MY DARLING CLEMENTINE

Country Darkness Vol. 2 (Fretsore Records)


Here’s something which with the wisdom of hindsight – the basis of many a critical career, let’s be honest – seems so obvious a route that it’s tempting to underplay the effectiveness of the result. Elvis Costello songs sung as country duets, and not just the ones he wrote with George Jones (and probably Tammy Wynette) in mind, feels right. Feels natural.


He was a country music fan from when he was still Declan – or even DP - McManus, a man who recorded his first album at the height of punk with a pedal steel more prominent than a slashed amp, who three years later took his alcohol-soaked band to Nashville to record an album of country covers while the sceptical legend of countrypolitan, Billy Sherrill manned the boards and wondered if he’d finally see someone drink more than The Possum Jones, an artist who would later write and/or sing with Loretta Lynne and Emmylou Harris (as well as cover her first duet partner, Gram Parsons), and return to Nashville to record two Americana-ish albums earlier this century.


Mind you, obvious and successful ain’t always been bosom buddies, and it’s worth noting that the great country duets pitch two spirits sometimes against each other, sometimes against a greater force, but always as two halves of one story. The failures pair voices and hope the split service doubles the appeal rather than halve the effectiveness.

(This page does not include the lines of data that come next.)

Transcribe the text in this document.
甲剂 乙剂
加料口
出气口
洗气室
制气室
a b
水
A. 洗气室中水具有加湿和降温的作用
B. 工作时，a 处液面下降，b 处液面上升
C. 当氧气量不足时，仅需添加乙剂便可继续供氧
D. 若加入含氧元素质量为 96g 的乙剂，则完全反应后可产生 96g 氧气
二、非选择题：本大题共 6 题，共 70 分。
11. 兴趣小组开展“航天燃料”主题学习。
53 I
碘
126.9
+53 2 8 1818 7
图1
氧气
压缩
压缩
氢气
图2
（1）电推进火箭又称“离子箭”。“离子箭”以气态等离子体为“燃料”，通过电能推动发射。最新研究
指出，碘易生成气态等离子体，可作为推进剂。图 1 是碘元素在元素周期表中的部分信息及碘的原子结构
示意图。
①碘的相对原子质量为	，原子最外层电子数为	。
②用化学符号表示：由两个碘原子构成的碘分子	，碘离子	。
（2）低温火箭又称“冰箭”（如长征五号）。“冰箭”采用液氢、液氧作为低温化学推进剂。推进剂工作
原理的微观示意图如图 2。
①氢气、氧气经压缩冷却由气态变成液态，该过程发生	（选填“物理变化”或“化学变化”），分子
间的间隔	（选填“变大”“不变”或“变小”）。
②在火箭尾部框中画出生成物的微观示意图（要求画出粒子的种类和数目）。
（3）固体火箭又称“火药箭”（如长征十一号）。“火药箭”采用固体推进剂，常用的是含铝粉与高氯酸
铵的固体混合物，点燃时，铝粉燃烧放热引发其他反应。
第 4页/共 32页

So some applause for English duo, Michael Weston King and Lou Dalgleish, who have found a path to flesh out four songs here (there being four more on Vol. 1, which was released last year, and presumably another four on Vol. 3) as more than point and counterpoint, or quirk and oddity, but something broader and capable of amplifying the base material.

Alternating verses and combining for the choruses, using his old school country low tenor and her more flexible, more easily reshaped to character, they find the conversations within. They make them feel like they’ve always been duets.


The churchified soul of Either Side Of The Same Town finds them bruised from the night before, a little tentative to admit their place, but as the song nears its end they begin to break free, looking for some higher power to resolve this. In Too Soon To Know though, they are studies in contrast in a song which Sherrill would have filled with strings and choir but here plays more as a shadow play: King bringing some of the wracked need of the very Jones-like man alone with the bottle; Dalgleish replying with the relieved and yet regretful tone of the woman half out the door.


In the honky tonk morality tale I Lost You, the voices mirror the interaction of danceable and prickly in the rhythm and the guitar, Dalgleish flying lightly through the drama while King begins to let the sharper edge show. But in the fun fair immorality tale of Different Finger they each sound like someone on the verge of reckless freedom, while making it clear their decisions, like their needs, are running independently of each other.


Applause too for bringing in pianist and longterm Costello collaborator, Steve Nieve, as the potent third weapon, the basis on which the band tracks were later added. His playing brings a tequila bar solo to the border country high step dance of Different Finger as comfortably as it hints at the heaviness beneath the torched ballad Too Soon To Know, it slyly blends Euro romanticism and Elvis Presley’s TCB Band in I Lost You as easily as it lays out a Muscle Shoals intensity to Either Side Of The Same Town.


Having belatedly discovered Vol. 1 of this series – which features the song Costello and George Jone duetted on 40 years ago, Stranger In The House, refashioned in the form of a mid-60s Roy Orbison number - after this one turned up, I’m genuinely keen to see what My Darling Clementine do with some or all of the rest of the 25 songs they laid down with Nieve.